In practice though, this library just calculates the distance of two points in a cartesian plain.

Usage:

const { typenshtein, regularKeyboard } = require('typenshtein')

const typenshteinForRegularKeyboard = typenshtein(regularKeyboard)

typenshteinForRegularKeyboard('aaa', 'aaa') // 0 - precise
typenshteinForRegularKeyboard('aaa', 'sss') // 0 - very close, certainly typo
typenshteinForRegularKeyboard('aaa', 'www') // 1.50...4 - not so much
typenshteinForRegularKeyboard('aaa', 'ppp') // 2.9634... - far away

typenshteinForRegularKeyboard('...', '///') // 3 - not in keyboard...

// your own custom keyboard
const { typenshtein } = require('typenshtein')

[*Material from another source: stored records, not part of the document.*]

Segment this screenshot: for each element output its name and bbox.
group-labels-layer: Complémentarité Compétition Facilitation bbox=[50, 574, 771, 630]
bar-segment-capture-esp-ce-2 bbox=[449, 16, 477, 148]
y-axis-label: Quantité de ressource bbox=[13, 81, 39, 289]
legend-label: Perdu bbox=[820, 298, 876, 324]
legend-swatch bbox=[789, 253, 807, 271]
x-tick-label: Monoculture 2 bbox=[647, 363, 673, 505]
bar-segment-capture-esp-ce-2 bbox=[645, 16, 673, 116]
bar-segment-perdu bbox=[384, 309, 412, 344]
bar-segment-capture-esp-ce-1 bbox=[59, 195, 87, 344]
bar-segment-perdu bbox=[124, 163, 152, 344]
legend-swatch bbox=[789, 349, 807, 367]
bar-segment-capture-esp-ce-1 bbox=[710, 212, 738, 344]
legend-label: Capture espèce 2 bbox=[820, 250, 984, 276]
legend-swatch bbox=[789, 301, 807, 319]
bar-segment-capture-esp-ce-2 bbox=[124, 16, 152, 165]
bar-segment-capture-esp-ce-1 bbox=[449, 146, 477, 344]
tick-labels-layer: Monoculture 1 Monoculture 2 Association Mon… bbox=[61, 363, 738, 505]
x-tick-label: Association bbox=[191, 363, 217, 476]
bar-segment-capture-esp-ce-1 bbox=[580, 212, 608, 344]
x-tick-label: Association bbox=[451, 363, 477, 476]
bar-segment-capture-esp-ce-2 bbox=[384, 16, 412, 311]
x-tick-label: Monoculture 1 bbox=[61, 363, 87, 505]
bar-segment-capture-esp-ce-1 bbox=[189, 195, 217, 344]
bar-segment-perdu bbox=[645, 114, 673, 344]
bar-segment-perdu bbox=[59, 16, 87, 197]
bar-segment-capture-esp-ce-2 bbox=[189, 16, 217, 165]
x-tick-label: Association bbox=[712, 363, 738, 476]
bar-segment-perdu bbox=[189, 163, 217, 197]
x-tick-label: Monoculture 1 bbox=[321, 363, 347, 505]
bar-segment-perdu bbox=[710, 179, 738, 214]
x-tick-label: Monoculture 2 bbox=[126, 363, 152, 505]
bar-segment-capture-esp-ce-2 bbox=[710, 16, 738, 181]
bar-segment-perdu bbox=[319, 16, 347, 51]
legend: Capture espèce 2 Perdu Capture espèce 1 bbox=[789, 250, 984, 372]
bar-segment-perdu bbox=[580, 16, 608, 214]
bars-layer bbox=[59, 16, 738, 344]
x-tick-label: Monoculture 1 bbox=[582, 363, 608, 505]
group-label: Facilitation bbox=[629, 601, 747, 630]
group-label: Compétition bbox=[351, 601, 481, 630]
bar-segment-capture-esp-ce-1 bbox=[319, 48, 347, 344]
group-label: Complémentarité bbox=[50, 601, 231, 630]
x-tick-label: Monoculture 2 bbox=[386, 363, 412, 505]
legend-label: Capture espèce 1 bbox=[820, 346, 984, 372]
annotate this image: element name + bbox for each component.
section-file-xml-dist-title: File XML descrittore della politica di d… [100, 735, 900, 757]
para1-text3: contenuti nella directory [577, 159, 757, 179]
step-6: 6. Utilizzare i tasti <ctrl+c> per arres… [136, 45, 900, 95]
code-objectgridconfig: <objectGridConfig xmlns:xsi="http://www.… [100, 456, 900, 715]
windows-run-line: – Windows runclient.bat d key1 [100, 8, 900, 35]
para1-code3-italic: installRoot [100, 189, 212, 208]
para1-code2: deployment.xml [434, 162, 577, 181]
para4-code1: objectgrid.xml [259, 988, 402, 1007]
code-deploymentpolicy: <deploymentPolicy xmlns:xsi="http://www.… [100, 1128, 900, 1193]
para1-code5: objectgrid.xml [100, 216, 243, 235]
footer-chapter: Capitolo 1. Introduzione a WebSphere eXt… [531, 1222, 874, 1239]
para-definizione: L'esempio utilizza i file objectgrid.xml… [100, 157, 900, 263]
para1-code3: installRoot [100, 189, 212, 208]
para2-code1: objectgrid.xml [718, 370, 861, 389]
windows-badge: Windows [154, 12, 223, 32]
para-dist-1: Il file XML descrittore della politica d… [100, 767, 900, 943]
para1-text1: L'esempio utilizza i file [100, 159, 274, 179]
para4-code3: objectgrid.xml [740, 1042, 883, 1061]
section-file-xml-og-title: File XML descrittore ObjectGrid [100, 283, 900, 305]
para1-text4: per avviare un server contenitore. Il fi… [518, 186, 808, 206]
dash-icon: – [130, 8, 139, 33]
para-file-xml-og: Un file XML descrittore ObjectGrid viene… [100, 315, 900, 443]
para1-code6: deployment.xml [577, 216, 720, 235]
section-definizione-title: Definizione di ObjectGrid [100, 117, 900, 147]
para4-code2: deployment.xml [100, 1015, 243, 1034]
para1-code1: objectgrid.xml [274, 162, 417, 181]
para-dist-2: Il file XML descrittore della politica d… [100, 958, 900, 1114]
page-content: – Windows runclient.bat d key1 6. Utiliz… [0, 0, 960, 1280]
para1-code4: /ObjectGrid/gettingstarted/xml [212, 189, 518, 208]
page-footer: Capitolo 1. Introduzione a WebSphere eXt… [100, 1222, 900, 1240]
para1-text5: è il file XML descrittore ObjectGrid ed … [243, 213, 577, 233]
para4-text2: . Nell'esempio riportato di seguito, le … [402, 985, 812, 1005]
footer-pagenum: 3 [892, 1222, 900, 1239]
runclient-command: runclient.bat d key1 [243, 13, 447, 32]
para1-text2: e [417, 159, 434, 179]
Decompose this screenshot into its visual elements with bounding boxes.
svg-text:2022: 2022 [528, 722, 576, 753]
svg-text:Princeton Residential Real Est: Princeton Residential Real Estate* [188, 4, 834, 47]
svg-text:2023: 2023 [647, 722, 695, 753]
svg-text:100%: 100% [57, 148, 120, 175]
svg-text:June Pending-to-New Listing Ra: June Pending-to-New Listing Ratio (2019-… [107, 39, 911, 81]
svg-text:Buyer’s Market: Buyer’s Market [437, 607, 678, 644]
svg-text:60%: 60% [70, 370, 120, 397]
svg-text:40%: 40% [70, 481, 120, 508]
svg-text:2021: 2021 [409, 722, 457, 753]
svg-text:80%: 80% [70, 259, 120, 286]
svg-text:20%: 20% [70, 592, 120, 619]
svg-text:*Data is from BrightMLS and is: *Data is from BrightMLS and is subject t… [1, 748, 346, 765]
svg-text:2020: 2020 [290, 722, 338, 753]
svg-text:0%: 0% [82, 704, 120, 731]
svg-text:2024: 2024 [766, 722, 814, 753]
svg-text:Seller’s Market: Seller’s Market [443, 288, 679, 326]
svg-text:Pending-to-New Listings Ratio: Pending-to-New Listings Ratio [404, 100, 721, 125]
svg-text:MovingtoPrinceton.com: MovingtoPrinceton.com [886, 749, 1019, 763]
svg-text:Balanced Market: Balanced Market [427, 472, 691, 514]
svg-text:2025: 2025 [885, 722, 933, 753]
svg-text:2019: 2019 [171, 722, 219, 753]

const typenshteinForMyKeyboard = typenshtein({
  'ä': [0, 0],
  'β': [0, 1],
  ...
})

// actual real world use case
typenshteinForRegularKeyboard('gmail.com', 'gnail.com') // 0
typenshteinForRegularKeyboard('gmail.com', 'gbail.com') // 0.75

// the regular levenshtein doesn't distinguish both cases
levenshtein('gmail.com', 'gnail.com') // 1
levenshtein('gmail.com', 'gbail.com') // 1

Custom keyboards

As shown in the example above, you can create your own keyboard. A keyboard is just a map – an object –, with the characters as keys, and a vector: an array with 2 items, where the first represents the row of the character in the keyboard and the second represents the column. For instance, in a regular qwerty keyboard, q would be [0, 0], w would be [0, 1] and so on. a, being in the next row would be [1, 0].

The name

Typenshtein can be a portmanteau of "typo" and "levenshtein". It can also be a person who is influenced both by Russell's type theory and Ludwig Wittgenstein, usually not known as Typenshteinians.